Die Ökobilanz elektrischer Fahrzeuge gegenüber herkömmlichen Verbrennern ist ein vieldiskutiertes Thema. Eine aktuelle Studie des MIT im Auftrag des ManagerMagazins bestätigt, dass selbst ein "fetter Tesla" sauberer ist als ein kleiner Diesel-Ford. Der BSM hatte bereits 2011 die UMBReLA-Studie bemängelt, die für das EV die ungünstigsten Bedingungen angenommen werden, während die Angaben der OEMs relativ unkritisch zu Grunde gelegt wurden. Außerdem floss der Energieaufwand für das Benzin von der Quelle in den Tank ("well-to-tank") überhaupt nicht in die Betrachtungen ein.

 

Das MIT (Massachusetts Institute of Technology) hat noch einmal klargestellt, dass das Elektrofahrzeug ökologisch im Vorteil ist gegenüber dem Verbrenner. Im Auftrag des ManagerMagazins hat das MT hierzu eine Studie erstellt. Danach verursacht ein Tesla Model X P100D über eine Strecke von 175.000 Kilometern insgesamt 35 t CO2. Ein Ford Fiesta SFE Ecoboost mit drei Zylindern kommt auf 35 t - bei fünf Sitzen gegenüber sieben im Model X.
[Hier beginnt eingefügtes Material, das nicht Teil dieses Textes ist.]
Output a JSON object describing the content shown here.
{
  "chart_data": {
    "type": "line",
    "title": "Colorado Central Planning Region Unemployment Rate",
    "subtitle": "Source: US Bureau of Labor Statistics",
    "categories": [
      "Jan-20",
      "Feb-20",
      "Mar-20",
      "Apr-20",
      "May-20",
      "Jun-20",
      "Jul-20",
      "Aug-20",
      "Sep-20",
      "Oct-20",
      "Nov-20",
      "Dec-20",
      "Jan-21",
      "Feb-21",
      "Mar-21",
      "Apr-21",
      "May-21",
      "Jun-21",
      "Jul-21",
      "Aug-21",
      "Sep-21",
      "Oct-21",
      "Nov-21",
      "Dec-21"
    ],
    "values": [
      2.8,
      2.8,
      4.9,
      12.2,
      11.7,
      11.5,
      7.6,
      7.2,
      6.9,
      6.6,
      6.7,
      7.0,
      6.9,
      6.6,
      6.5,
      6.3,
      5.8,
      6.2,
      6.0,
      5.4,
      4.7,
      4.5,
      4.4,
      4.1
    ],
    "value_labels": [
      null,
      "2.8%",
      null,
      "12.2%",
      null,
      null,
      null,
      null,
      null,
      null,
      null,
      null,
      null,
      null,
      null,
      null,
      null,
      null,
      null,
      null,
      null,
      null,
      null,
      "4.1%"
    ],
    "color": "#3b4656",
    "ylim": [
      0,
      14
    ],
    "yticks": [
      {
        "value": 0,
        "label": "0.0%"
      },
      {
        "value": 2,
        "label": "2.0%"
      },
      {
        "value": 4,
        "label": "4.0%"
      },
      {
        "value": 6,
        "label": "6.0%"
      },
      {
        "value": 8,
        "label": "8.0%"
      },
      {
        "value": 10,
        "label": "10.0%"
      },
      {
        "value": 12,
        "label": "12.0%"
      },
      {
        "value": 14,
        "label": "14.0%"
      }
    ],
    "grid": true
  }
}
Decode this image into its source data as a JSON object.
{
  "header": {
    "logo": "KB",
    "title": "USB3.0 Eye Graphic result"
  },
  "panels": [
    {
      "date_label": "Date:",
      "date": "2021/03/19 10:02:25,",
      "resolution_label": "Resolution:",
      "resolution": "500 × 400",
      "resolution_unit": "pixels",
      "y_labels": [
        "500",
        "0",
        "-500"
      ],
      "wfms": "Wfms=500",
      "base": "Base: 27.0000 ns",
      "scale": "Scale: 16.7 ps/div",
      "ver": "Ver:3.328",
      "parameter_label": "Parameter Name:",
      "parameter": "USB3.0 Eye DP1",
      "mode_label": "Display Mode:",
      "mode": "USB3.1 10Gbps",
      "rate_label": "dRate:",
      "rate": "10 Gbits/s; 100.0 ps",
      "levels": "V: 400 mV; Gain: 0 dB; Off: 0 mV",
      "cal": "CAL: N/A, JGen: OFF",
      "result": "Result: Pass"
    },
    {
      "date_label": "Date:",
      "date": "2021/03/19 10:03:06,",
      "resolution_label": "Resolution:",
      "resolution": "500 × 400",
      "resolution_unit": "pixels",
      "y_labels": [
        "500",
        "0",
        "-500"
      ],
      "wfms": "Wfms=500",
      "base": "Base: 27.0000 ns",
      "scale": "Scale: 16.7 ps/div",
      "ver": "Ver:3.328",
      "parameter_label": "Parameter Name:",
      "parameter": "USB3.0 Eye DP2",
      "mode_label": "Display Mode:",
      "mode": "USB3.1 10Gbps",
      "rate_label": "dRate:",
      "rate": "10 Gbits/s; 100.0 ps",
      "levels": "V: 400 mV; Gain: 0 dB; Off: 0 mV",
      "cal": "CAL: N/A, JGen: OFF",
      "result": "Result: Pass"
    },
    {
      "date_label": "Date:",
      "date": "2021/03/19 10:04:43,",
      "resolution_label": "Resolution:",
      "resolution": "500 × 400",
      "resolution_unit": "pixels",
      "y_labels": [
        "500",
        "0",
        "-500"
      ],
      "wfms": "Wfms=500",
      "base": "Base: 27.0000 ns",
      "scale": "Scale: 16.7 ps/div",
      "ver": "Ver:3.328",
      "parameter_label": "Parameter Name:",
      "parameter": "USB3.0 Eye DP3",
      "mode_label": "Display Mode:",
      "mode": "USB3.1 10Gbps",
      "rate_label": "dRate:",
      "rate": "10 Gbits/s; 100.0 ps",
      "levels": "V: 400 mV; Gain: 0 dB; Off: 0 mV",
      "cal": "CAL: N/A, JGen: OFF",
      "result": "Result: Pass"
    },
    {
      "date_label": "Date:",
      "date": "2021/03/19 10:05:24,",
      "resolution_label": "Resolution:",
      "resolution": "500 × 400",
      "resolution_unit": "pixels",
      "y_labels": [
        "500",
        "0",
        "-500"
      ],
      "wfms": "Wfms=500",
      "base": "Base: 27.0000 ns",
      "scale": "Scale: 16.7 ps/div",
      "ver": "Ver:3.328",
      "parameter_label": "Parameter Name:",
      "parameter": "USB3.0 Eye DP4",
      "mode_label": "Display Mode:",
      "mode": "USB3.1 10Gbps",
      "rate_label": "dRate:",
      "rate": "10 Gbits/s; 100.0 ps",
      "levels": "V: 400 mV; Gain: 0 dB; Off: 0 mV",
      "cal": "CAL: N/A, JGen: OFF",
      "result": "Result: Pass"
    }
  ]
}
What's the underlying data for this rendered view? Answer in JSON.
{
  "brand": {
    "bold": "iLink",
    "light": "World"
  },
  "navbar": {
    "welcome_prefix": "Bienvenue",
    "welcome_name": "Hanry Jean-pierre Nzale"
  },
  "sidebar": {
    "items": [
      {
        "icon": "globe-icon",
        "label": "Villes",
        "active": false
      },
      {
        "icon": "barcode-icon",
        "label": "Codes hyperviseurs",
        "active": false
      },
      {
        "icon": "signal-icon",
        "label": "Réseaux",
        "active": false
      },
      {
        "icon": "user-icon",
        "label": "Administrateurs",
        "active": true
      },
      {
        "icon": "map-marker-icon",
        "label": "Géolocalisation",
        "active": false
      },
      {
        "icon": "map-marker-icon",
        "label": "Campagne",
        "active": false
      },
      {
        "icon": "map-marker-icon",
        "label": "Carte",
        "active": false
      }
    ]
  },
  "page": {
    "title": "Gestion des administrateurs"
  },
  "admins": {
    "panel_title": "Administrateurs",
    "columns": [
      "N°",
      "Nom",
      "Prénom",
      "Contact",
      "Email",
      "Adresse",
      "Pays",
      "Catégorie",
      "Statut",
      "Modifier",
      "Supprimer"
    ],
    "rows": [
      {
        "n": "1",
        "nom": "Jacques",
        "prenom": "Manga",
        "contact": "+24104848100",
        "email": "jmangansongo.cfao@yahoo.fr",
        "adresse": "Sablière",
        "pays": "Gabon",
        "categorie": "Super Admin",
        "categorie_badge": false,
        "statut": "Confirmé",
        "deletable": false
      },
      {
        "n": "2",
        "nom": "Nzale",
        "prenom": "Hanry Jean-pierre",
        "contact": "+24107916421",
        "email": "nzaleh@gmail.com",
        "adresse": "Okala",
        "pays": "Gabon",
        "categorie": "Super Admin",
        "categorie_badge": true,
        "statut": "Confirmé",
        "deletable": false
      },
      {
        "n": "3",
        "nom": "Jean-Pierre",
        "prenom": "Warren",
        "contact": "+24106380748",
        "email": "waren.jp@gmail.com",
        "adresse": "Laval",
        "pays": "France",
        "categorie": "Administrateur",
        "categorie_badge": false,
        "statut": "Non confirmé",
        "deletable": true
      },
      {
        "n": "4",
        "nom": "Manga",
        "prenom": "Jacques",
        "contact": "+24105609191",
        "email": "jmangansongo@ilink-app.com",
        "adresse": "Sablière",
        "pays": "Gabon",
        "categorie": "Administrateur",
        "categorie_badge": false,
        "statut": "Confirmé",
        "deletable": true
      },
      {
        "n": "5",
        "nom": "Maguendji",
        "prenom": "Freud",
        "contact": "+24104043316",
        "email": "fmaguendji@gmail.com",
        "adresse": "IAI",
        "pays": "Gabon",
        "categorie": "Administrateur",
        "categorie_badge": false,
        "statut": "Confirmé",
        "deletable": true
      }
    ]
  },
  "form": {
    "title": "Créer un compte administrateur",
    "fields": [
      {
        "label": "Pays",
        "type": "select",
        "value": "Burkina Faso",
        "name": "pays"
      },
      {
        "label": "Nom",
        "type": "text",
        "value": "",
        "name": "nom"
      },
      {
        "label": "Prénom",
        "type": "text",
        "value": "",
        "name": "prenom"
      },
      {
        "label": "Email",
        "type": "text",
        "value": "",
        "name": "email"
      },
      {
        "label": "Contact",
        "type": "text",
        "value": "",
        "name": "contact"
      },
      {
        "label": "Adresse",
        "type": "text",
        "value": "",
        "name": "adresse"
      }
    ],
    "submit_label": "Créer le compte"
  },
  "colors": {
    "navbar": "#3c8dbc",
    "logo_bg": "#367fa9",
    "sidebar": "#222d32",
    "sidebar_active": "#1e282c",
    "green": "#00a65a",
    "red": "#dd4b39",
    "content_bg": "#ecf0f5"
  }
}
Der Rucksack an Emissionen, den ein elektrisches Fahrzeug bereits durch die Herstellung mitbringt, ist nicht unerheblich. Batterien sind ein energieaufwändiges Produkt. Der Unterschied schlug sich im MIT-Test nider in 13 t CO2 beim Tesla, 5 t beim Ford. Bei Verwendung grünen Stroms fallen aber im Betrieb keine Emissionen mehr an, der ökologische Rucksack wird irgendwann leer sein. Bei einer Effizienz des EV von 73% gegenüber 12-15% beim Verbrenner - gerechnet well-to-wheel - wurde bereits einige Male berechnet, ab wann das E-Mobil sauberer fährt. Frühere Studien gaben für ein Mittelklassefahrzeug eine Strecke von 100.000 kmbei Verwendung des deutschen Strommixes an (s.u.).

Die Front der Publizisten, die das elektrische Auto mit seinen eigenen Ansprüchen schlechtrechnen wollten, bröckelt allmählich. Immer mehr Journalisten lesen z.B. die letzte Studie des IVL (Swedish Environmental Research Institute) im Auftrag des schwedischen Verkehrsministeriums genauer und kommen zu dem Schluss, dass für die veröffentlichten Zahlen die ungünstigsten Annahmen getroffen wurden. Bei der Batterieherstellung wurden nur chinesische Fabriken herangezogen, die ausschließlich Braunkohlestrom verwenden. Teslas 'Giga-Factory' in der Wüste von Nevada soll dagegen ganz ohne fossile Energien auskommen, dann würden die Batterien fast ohne CO2-Aufwand gefertigt.

Bereits 2011 bei der Mutter dieser Studien - UMBReLA vom Heidelberger IFEU-Institut - kamen ähnliche Zahlen heraus: nach 100.000 km bei normalem Strommix und 30.000 km bei EE-Verwendung gleicht sich der THG-Ausstoß aus. Der BSM hat sofort auf die methodischen Mängel der verwendeten Szenarien hingewiesen. Die Verwendung von Atom- oder Kohlestrom würden Elektromobilisten unter allen Umständen vermeiden, nachem sie bereits erhebliche Mehrpreise für ihre Autos bezahlt haben. Außerdem verbessert sich die CO2-Bilanz des Strommixes von Jahr zu Jahr.